Sofia Curtis is a fictional character on the CBS crime drama, CSI: Crime Scene Investigation, portrayed by British actress Louise Lombard.

Background
Sofia was introduced in the season five episode "Formalities".  It is later explained in the season six episode "Bodies in Motion" that, though she qualified to become a detective, the sheriff "pulled her papers" and assigned her to CSI due to her lab skills.  Due to a struggle in office politics, Conrad Ecklie demoted her from acting day shift supervisor (season 5 episode "Mea Culpa") to night shift; she subsequently thought about quitting. Gil Grissom talked her into staying, and in season six she resumed her original career path and returned to police work as a detective, like her mother.  She originally took a position in Boulder City, but transferred back to Las Vegas in the first episode of season six.  In the two-part episode "A Bullet Runs Through It", she believes that she may have accidentally shot and killed Officer Daniel Bell in a wild shoot-out with drug dealers.  The shooting causes her great anxiety and emotional stress, but forensic investigation eventually proved that Captain Jim Brass was the accidental shooter (the officer had unwittingly stood up in Brass's line of fire). Later, Curtis is horrified to discover that she had actually watched an undercover cop die on camera from carbon monoxide poisoning. Though she takes it more calmly than the incident with Officer Bell, she still feels responsible for the officer's death (season 7 episode "Monster in the Box").

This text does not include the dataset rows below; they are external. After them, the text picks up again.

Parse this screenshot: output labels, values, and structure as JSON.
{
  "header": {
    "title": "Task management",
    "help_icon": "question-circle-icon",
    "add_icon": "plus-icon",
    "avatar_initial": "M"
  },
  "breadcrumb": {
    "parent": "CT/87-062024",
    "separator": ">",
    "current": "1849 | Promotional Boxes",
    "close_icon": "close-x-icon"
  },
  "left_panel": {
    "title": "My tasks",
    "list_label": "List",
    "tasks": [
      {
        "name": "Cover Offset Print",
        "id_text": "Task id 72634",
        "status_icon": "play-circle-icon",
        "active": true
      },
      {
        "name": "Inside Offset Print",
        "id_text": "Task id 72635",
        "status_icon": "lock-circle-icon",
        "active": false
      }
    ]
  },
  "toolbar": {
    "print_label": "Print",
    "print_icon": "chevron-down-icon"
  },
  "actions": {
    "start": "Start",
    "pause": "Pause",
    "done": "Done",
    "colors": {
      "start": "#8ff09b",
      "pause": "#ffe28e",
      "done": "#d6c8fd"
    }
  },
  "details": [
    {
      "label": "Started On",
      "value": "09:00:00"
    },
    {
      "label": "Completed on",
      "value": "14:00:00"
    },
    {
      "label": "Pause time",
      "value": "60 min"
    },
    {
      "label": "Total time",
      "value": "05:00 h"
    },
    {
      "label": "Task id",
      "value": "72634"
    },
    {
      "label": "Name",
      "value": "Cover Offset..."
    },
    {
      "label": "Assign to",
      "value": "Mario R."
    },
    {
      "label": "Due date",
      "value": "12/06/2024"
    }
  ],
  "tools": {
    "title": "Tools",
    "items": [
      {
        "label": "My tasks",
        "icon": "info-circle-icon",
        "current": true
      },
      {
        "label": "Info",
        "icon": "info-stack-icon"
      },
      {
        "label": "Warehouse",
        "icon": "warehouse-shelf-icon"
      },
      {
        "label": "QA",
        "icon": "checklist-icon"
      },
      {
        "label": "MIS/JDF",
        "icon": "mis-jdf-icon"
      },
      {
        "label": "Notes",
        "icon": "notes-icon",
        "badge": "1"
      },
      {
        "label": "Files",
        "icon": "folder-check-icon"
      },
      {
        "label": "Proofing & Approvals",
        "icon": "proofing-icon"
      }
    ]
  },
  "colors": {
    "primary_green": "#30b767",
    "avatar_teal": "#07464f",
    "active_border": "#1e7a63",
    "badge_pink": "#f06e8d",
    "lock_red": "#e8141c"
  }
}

At the beginning of the seventh season, Sofia becomes a main cast member. In the eighth season, she was replaced by David Hodges, played by Wallace Langham. In the season 8 premiere, however, she is listed as a special guest star. She returned in the season eleven episode "Father of the Bride", in which she is now a Deputy Chief and Captain Brass's boss.

Relationships 
In the series, the character's mother is a captain in the Las Vegas Police Department; she has implied that her mother disapproves of the sheriff essentially drafting her to be a CSI and that she aspires to live up to her mother's reputation ("Bodies in Motion").

Sofia seemed romantically interested in Gil Grissom in season five.  They had dinner together ("Unbearable"), but ultimately their relationship has remained platonic. At one point Sara sees Sofia and Grissom working and laughing together and appears to be jealous.

Despite early tension, she and Sara Sidle often work together in the field.  They argued over Sofia confiding in Gil Grissom about her sense of guilt in the season six episode "A Bullet Runs Through It".  Sara pointed out that legally, Sofia should not discuss the case with Gil, who was investigating, while Sofia felt she had no one else to whom she could turn.  However, they are friendly in subsequent episodes.